Opgavegericht organiseren

Maatschappelijke, markt- en politieke ontwikkelingen bepalen meer en meer de organisatorische dynamiek in een organisatie. Kernwoorden in organiseren zijn daarmee begrippen als wendbaar, adaptief, samenwerkings- en opgavegericht zijn. Dat denken vanuit de opgave die “buiten ligt”, niet de eigen structuren, afdelingen en vaak verkokerde manier van werken wordt daarmee het leidende principe in de manier van organiseren. Binnen een organisatie, tussen organisaties.

Omdat de integraliteit van vragen groter wordt, omdat de samenhang tussen allerlei aspecten van een vraagstuk groter wordt, omdat de complexiteit groter wordt. Modern organiseren is dus wendbaar en adaptief zijn, opgavegericht organiseren en opgavegericht werken.
Jo Bos & Co heeft hierin veel ervaring en ondersteunt organisaties in alle aspecten die helpen om een organisatie echt opgavegericht te maken.
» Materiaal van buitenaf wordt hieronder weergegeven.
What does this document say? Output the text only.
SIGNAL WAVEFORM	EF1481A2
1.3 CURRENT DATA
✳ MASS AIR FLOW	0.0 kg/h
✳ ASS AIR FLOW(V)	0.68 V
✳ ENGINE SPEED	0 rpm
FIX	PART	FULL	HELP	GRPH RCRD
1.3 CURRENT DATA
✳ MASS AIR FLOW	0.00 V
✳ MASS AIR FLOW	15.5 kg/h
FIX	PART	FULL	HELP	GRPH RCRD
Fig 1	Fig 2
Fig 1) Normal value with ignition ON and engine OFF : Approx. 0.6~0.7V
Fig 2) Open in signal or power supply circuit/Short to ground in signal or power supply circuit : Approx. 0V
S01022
Opgavegericht werken vertaalt zich in de eerste plaats in de houding van hoe medewerkers in een organisatie met vraagstukken omgaan. Een houding die uitgaat van die opgave, de vraag, het probleem of vraagstuk van de burger(s), bedrijven, klant of maatschappij, niet van de eigen manier van werken, organiseren of structuur. Dat vraagt een houding om te denken en te werken vanuit die opgaven, van buiten naar binnen, vanuit het belang van de klant, burger of bedrijf.

Maar het vertaalt zich ook door in de manier waarop we ons werk organiseren en vormgeven. Omdat opgaven divers zijn, zal die manier van werken en het kiezen van een passende werkwijze bij die opgave ook divers zijn; steeds aangepast op het vraagstuk, steeds situationeel om zo te kunnen meebewegen met de dynamiek in de samenleving.

Tijdelijke werkstructuren als programma’s en projecten zijn mooie werkvormen om invulling te geven aan een wendbare, adaptieve opgavegerichte organisatie. Omdat het sturingsvormen zijn voor opgaven waar je niet een vaste organisatorische eenheid voor maakt. Omdat ze tijdelijk zijn, een begin en eind hebben en omdat ze vaak over organisatiegrenzen heen gaan. Met collega-organisaties, met ketenpartners, met maatschappelijke partijen, met bewoners en bedrijven, in netwerken.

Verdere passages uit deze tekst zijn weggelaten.